Discovery Techniques for Prioritization: Use of modern drug discovery technologies, including high-throughput biochemical and cellular assays, provides a new opportunity to survey environmental chemicals for potential for hazard. This session will focus on methods traditionally used in the drug discovery process for characterizing the bioactivity of small molecules with regard to target specificity and toxicity and how they can be applied to the field of environmental toxicology.
Dose Response and Uncertainty: This session will examine some issues surrounding probabilistic dose-response assessments. While the Agency has some experience using probabilistic methods in risk assessment, virtually all of it is in using probabilistic methods to characterize uncertainty and variability in exposure. The goals of this session are to: (1) explore some methods for better characterizing the uncertainties inherent in estimating dose-response from toxicity data; (2) look at issues involved in extrapolating from animal to human dose-response: (3) look at approaches to dose-response assessment that probabilistically characterize uncertainty.

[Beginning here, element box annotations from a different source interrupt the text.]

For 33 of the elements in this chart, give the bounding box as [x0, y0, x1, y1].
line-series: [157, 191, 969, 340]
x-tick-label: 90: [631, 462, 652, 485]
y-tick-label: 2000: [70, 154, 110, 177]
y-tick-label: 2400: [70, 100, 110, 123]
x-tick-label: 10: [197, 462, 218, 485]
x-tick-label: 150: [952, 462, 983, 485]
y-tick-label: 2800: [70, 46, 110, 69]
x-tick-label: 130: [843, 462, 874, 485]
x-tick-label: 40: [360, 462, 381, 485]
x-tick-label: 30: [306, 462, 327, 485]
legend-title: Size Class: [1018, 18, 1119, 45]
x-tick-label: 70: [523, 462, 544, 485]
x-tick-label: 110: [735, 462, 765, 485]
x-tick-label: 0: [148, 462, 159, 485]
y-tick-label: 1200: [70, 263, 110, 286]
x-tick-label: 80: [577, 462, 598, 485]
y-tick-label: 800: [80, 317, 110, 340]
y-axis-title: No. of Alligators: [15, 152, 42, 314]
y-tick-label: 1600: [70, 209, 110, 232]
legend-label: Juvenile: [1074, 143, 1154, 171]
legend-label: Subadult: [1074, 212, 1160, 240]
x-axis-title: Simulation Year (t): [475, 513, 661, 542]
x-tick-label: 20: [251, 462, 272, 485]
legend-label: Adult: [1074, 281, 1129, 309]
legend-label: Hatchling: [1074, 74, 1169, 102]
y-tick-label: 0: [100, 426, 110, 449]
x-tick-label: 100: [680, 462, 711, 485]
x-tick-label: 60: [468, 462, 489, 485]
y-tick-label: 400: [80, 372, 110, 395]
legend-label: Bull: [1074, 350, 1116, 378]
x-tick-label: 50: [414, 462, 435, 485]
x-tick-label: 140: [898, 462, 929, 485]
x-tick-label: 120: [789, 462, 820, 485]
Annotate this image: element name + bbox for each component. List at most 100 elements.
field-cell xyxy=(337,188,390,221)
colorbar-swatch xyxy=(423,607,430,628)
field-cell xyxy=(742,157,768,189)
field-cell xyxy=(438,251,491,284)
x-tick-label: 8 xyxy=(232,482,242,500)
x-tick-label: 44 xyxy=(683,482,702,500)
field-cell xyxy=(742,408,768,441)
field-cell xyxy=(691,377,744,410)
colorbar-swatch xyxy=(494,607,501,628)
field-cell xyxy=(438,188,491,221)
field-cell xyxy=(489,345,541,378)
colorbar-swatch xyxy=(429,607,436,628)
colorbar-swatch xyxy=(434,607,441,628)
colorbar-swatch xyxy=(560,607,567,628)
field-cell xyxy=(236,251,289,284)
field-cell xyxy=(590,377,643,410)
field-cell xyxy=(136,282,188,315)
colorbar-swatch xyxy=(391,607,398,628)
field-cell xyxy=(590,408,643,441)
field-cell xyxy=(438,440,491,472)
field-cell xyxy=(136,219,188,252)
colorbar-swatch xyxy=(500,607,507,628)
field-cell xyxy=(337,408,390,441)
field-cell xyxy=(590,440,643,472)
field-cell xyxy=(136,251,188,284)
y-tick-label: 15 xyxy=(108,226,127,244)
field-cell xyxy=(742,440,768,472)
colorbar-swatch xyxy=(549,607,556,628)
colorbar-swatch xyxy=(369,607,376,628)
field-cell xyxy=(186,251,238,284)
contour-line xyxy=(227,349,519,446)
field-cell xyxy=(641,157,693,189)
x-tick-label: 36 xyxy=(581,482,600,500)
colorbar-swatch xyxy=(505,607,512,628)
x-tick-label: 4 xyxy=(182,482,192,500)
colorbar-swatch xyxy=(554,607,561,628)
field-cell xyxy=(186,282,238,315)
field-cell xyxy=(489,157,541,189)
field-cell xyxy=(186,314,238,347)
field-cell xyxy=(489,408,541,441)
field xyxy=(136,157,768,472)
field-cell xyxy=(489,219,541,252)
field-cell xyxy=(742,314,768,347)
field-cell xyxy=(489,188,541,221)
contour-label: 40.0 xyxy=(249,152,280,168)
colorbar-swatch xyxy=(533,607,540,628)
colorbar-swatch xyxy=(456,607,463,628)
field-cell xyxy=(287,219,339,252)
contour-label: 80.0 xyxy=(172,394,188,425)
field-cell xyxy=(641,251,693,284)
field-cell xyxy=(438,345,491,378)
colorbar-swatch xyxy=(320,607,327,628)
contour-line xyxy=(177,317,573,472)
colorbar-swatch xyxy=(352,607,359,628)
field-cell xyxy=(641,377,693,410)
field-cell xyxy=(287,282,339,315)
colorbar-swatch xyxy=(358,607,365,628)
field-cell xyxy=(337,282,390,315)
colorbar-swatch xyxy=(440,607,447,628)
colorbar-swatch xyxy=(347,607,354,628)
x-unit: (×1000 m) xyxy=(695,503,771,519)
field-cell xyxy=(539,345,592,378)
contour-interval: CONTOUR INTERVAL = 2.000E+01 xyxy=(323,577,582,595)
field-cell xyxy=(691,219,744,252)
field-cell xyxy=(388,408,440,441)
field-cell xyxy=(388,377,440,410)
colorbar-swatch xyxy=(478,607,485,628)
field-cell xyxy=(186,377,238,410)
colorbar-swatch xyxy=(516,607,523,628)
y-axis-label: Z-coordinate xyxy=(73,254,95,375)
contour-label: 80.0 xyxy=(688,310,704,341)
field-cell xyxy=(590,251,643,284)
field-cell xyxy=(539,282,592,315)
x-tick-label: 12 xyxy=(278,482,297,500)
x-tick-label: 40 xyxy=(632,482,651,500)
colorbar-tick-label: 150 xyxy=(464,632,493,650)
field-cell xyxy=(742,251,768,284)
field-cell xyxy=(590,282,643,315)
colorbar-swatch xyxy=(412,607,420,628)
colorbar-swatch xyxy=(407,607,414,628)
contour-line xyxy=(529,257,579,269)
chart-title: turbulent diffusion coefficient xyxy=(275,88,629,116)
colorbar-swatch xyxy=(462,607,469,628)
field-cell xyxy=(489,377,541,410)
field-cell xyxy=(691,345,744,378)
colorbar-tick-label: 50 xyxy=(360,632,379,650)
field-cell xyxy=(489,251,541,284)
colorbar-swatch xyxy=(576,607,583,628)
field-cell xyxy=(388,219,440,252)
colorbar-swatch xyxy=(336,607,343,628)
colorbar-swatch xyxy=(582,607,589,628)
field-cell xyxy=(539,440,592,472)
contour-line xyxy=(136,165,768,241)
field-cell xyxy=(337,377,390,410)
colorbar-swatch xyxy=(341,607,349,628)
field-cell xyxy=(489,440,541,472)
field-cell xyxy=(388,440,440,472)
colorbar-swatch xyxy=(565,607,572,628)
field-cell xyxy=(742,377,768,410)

Using Genomics to Predict Potential Toxicity: Genomics provides detailed molecular data about the underlying biochemical mechanisms of disease or toxicity, and could represent sensitive measures for detecting effects of environmental exposures. Thus genomics can provide useful data along the source-to-outcome continuum, when appropriate bioinformatic and computational methods are available for integrating molecular, chemical and toxicological information.